Simone Brauner. In preparing this interview, I came across Ursula K. Le Guin's essay "The Space Crone" (1976), in which she reclaims the postmenopausal woman not as a figure of decline, but as one of experience, knowledge, and a different kind of authority. Le Guin imagines the "spacecrone" as a figure fit for unknown futures, someone who might know how to live with solitude, change, survival, and the care of life. If the world becomes increasingly digital, and we had to send an auntie into the future, what would she carry with her? What would she know that others might forget? And how can we all keep those values alive, especially in times of crisis?
niceaunties. I love this question! There are a few ideas.
The first is reframing perspectives. Anything can be reframed, and even more so when one zooms out beyond the situation. The auntie would carry with her the ability to see things differently, to find new meaning where others see only limitation.
The second is the balance between the individual and the whole. The auntie would be the one to remind society that care for the individual is just as important as caring for the collective, just as cellular health and microbes and the body support one another. It is all about balance.
The third is belief. The auntie carries the understanding that she has the power to create her own reality. With love and care for others, while giving importance to herself first and foremost, she demonstrates that self sovereignty is not selfishness but the foundation from which everything else grows.

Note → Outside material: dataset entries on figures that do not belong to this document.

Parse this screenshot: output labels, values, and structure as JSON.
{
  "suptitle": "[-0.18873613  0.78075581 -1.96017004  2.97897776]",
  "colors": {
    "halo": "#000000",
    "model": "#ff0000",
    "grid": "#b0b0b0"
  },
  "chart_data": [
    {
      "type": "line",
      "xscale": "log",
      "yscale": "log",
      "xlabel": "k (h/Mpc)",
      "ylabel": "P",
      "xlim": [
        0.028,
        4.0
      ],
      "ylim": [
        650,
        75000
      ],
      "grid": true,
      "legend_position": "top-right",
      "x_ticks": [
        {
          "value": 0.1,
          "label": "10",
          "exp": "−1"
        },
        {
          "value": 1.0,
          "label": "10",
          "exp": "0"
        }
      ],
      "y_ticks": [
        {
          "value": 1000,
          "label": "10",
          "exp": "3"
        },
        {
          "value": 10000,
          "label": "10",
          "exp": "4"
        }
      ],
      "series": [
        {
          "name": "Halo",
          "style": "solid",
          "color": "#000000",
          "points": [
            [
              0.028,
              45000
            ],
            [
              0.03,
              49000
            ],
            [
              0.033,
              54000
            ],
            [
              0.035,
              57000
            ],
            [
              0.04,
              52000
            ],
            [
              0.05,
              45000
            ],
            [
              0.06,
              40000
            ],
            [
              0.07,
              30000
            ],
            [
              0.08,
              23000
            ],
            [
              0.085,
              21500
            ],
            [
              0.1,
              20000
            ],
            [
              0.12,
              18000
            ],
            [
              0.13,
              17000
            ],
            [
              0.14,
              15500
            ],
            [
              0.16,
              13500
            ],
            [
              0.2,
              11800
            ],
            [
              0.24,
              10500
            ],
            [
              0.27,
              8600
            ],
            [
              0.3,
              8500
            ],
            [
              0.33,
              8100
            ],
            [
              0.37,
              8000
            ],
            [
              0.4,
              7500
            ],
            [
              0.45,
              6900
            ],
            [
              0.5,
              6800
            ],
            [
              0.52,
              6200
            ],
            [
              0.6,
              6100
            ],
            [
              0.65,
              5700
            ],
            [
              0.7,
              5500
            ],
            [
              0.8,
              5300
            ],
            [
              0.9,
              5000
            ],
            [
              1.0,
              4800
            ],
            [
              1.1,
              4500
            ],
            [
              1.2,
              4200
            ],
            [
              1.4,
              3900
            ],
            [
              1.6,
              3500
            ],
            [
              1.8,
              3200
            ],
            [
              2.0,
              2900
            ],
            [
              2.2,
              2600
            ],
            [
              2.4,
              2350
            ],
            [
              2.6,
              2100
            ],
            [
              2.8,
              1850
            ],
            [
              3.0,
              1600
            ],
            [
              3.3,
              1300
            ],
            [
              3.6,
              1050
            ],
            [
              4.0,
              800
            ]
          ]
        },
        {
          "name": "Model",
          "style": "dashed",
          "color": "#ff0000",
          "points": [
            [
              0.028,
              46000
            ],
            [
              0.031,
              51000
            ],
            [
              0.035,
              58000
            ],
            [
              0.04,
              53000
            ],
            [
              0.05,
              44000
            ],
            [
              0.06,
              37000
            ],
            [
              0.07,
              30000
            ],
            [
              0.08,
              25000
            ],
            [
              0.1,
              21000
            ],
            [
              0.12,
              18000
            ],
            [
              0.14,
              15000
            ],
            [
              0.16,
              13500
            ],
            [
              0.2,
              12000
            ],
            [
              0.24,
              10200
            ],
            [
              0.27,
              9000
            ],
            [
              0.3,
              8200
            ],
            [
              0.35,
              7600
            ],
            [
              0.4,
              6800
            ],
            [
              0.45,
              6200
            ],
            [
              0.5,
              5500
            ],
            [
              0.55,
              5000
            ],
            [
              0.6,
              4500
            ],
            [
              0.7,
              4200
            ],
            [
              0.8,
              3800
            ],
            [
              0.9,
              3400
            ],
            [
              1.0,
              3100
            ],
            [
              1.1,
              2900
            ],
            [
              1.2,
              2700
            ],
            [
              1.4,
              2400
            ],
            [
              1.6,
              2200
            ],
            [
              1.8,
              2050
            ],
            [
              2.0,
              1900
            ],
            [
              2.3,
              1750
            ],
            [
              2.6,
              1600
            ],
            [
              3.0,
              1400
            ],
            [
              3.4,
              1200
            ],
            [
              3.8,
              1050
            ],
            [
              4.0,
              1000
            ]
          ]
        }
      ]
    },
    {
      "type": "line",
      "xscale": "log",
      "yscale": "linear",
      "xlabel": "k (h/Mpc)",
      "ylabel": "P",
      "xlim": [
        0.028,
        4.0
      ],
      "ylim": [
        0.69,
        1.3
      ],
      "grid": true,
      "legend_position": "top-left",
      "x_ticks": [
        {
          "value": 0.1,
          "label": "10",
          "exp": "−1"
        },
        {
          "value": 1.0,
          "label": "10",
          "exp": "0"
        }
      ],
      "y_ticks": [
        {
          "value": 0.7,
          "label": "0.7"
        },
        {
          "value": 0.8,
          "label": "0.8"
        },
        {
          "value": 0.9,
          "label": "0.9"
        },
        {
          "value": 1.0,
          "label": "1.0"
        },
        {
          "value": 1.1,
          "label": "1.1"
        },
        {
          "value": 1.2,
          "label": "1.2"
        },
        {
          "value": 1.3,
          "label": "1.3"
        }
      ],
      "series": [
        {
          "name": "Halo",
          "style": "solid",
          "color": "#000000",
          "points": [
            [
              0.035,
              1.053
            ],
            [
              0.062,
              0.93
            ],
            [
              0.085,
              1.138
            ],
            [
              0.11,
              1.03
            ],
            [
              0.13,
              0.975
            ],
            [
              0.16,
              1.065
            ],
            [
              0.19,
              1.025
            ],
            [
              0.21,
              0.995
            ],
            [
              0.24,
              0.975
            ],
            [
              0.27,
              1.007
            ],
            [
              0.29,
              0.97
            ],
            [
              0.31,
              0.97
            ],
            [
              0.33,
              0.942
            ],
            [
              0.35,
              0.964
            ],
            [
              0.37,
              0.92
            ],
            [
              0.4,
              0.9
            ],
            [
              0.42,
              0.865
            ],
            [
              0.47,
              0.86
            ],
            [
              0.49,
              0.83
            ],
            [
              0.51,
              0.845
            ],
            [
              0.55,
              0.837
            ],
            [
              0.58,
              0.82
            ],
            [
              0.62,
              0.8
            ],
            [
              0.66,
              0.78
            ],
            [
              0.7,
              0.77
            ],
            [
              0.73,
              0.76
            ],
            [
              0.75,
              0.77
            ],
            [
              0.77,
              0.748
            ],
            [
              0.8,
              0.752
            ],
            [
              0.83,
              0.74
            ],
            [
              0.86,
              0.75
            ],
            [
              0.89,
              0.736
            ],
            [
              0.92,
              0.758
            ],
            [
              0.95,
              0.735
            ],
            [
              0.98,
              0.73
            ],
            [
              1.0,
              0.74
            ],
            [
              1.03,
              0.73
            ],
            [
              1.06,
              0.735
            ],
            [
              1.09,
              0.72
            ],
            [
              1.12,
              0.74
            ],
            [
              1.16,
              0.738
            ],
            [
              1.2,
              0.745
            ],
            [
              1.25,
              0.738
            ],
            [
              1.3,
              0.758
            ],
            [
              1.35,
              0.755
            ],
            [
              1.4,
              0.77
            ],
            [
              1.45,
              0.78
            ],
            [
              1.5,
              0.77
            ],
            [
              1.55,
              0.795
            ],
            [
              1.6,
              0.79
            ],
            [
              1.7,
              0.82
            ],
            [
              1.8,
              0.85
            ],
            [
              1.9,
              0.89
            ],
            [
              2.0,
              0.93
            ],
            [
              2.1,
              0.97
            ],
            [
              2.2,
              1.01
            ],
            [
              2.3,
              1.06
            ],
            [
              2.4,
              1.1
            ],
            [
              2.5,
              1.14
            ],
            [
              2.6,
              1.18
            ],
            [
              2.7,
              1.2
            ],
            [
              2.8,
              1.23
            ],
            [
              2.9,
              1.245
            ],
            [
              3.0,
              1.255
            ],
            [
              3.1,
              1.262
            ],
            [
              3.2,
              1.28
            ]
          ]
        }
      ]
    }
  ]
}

Simone Brauner. In works such as homebody and falls, the body becomes landscape. You refer to Alan Watts: "We do not come into this world; we come out of it, as leaves from a tree." How do viewers tend to respond to these works, and what interests you in those responses?
niceaunties. It is interesting that for some viewers, the images appear as grotesque and scary, even though it is the very flesh of us. In the Chinese legend, the goddess Nvwa created men out of the clay of the earth, and so did God create Adam out of earth in the Bible. The reaction to these images often reveals more about the viewer's belief system than about the work itself.
Simone Brauner. Your images visualise this sense of interconnectedness so powerfully that, as a viewer, I am immediately reminded of who I am and what I come from. But while I enter this world, a second voice appears: the knowledge of the resources, server farms, and algorithms required to make these visions possible. I often feel this contradiction myself when using these tools. How do you live with this contradiction?"
niceaunties. As for the contradiction of using energy-intensive technology to bring us closer to nature, everything, every part of our existence, requires resources. If I could positively influence people to rethink or question ageing and our relationships with one another, our bodies with the planet, can that kind of intangible giving back be measured against how much I take? I think nobody can truly answer that question.